Le Moulin Fondu,
Centre National des Arts de la Rue
jeudi 3 février 2011, 23H46, temps maussade,
Bonjour, bonsoir, et au revoir,
Merci, merci, merci, Monsieur Yvon Hervé.
En effet, Monsieur le Président, alors que certains de mes camarades de jeu vous houspillent, moi, Jean Raymond Jacob, directeur artistique de la compagnie Oposito et du Moulin Fondu Centre national des arts de la rue, je vous dis "merci" .
Merci de nous prouver que nous avons raison de continuer à faire ce en quoi nous croyons.
Car si des fois, nous serions tentés de nous endormir sur nos ouvrages, il y a des gens comme vous, pour nous rappeler que le monde auquel nous rêvons, un monde équitable où le gros n’écrase pas le faible, où l’homme politique serait un visionnaire, ce monde, quand on vous lit et vous entend, n’est pas prêt de connaitre son avènement .
Comment pouvez vous vous tromper à ce point ?
Comment pouvez vous nier l’histoire de cette manifestation, de l’équipe qui l’anime, de la démarche des artistes de rue et de la formidable adhésion du public ?
Vous avez raison sur un point, il n’y a pas que de bons spectacles, mais pas plus et pas moins qu’ailleurs . Tout comme dans le milieu politique, Monsieur le président, il y a de mauvais acteurs, vous en êtes un échantillon. Chez nous, on dirait que vous êtes une erreur de casting, on vous attend à l’entrée du plateau à gauche, vous rentrez par la droite pour donner la réplique à la Reine mère initiatrice de cette mauvaise pièce, Madame Agnès Le Brun. Votre théâtre est triste, lourdingue, tout engoncé qu’il est dans une vieille France où règne l’immobilisme.
Savez-vous pourquoi le monde bouge ? Parce qu’il n’écoute pas les gens comme vous.
Depuis une trentaine d’années, nous avons fait le choix de porter le théâtre là où on ne l’attendait plus, dans la rue, inventant alors un rapport neuf au public. Aujourd’hui notre pratique artistique est regardée, interrogée par le reste du monde, nos meilleures équipes, petites ou grandes sont invitées aux quatre coins de la planète.
Alors me diriez vous : "le FAR de Morlaix par rapport au reste du monde, qu’est ce que ça peut faire ?" C’est vrai, le théâtre de rue n’en mourra pas.
Par contre vous privez une partie des citoyens de votre région du choix qu’ils faisaient de venir voir ses artistes et partager avec eux leur invention .
Vous pourriez aussi me rétorquer que vous n’avez pas demandé à l’équipe du Fourneau de quitter les lieux, Monsieur le président, si vous avez une "idée de l’honneur", il en allait de la leur, plutôt que d’accepter votre marché de dupes.

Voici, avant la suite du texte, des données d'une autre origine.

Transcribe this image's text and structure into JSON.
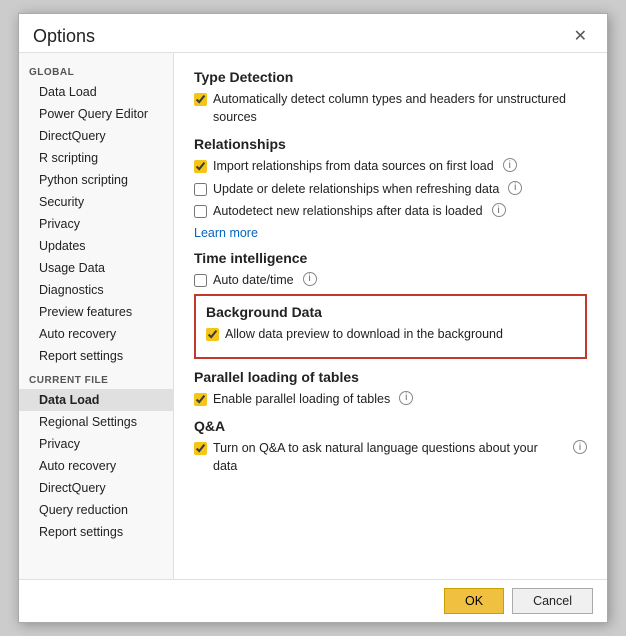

Certes, et à vous entendre, nous ne sommes que les bouffons du roi, mais des bouffons libres de choisir nos rois.
Alors, sachez Monsieur le Président, que si vous avez fait tomber le rideau sur une histoire belle et sincère entre un public et des artistes, l’aventure du Fourneau et sa formidable équipe va continuer . Et je suis prêt à parier que demain, c’est de la leur dont on se souviendra.